Today, the geopolitical situation is more daunting in almost every respect. China is an even more assertive challenger to U.S. interests. Its ongoing economic resurgence shows that Trump’s trade war has achieved little beyond taxing American consumers. Russia is a different kind of threat from China, but Putinism is even less contained now than it was in 2016. With multiple potential flashpoints from Taiwan to Baltic states, from the Arctic circle to the South China Sea and Malacca Strait, and across multiple issues and domains including trade, technology, cybersecurity, ideology, as well as air, land, sea, space, and soft power, this is the most daunting environment of great-power conflict that any Democratic administration has faced since the days of former President Jimmy Carter.

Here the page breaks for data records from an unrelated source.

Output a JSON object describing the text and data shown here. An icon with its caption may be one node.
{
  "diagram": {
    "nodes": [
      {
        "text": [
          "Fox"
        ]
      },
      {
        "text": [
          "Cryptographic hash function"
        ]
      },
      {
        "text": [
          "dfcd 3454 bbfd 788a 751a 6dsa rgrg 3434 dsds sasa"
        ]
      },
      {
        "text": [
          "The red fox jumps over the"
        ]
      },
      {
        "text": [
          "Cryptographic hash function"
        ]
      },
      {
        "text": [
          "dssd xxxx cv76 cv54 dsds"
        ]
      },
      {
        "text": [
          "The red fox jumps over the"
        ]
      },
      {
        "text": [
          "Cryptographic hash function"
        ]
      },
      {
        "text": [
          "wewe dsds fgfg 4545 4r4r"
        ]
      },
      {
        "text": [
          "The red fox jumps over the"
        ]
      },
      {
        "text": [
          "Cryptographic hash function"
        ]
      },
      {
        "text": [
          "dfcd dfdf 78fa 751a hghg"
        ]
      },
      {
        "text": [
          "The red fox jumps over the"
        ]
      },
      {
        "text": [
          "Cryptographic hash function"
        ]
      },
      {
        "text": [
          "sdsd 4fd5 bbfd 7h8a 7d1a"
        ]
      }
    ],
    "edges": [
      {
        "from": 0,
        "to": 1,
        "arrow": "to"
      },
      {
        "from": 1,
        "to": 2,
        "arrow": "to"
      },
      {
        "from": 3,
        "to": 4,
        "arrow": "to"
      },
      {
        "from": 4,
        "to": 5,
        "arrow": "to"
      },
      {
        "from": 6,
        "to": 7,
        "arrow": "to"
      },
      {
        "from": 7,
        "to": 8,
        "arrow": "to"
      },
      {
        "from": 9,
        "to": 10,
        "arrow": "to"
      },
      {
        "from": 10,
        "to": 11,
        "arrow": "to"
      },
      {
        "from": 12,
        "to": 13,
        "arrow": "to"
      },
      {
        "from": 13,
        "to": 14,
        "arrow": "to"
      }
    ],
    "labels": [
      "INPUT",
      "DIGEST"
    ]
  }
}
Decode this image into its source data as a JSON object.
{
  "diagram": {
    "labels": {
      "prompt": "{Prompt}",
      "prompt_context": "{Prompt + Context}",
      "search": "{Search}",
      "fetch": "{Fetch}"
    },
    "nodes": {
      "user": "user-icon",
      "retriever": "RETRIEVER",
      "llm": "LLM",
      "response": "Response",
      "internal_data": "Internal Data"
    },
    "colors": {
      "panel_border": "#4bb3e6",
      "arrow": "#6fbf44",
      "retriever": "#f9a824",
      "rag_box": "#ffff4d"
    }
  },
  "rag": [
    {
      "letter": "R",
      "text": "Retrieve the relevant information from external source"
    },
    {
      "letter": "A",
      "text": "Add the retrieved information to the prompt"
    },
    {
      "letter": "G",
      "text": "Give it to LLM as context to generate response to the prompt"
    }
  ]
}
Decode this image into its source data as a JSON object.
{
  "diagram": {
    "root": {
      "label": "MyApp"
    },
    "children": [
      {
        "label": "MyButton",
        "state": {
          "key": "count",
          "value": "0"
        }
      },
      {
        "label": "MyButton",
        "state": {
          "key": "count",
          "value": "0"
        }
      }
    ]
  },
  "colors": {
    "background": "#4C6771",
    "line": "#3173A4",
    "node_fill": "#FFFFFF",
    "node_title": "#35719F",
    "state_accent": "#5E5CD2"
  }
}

The list of urgent challenges goes on: North Korea’s nuclear ambitions are as unconstrained as ever, after Trump’s gambit of war threats followed by meaningless summitry and appeasement only elevated the status of North Korean leader Kim Jong Un. In Afghanistan, Trump’s unconditional troop reduction was a lame-duck poison pill for Biden that hands the Taliban more than a lifeline and raises serious questions about the prospects for peace negotiations in the United States’ longest war. Biden likewise must manage Iran’s nuclear and other malign activities with all U.S. strategies seemingly exhausted. There is a very real possibility that the United States will receive, on Biden’s watch, the response for the setbacks Iran suffered at the hands of the Trump administration. This could be the first national-security crisis of the Biden era.
The Biden team will find the geopolitical situation more complex and novel in other ways as well. Decades of conventional wisdom about the Middle East have been upended by Israel making significant peace strides with the Gulf States—a welcome development—even as the peace process with the Palestinian Authority has gone into reverse—a decidedly unwelcome development. While the Britain’s Brexit referendum happened on Obama’s watch, the ongoing negotiations between Britain and the European Union have been a slow-rolling train wreck creating a level of transatlantic complexity that none of the Biden team have managed before. There have been incremental improvements in NATO defense capabilities in response to Trump’s browbeating of alliance members, but at the enormous cost of fractures in the political and trust relationships within the bloc. And democratic backsliding across the alliance went from being an isolated concern to an ominous trend involving a growing list of countries.
We Republicans would do well to remind ourselves that as Biden and his team address these challenges, they do so with a damaged set of tools and institutions they inherited from the Trump administration. These include weakened alliances, demoralized diplomats and intelligence professionals, frayed civil-military relations, and the United States’ global credibility severely eroded.
All that said, the most important priorities for the new administration will be navigating the way out of the COVID-19 pandemic and putting the U.S. economy back on its feet. The country is fortunate that Biden has opted for competence and experience rather than ideology in picking his foreign-policy team. They will have their hands full from day one, and those of us in the loyal opposition will do our part to help them advance U.S. interests at home and abroad.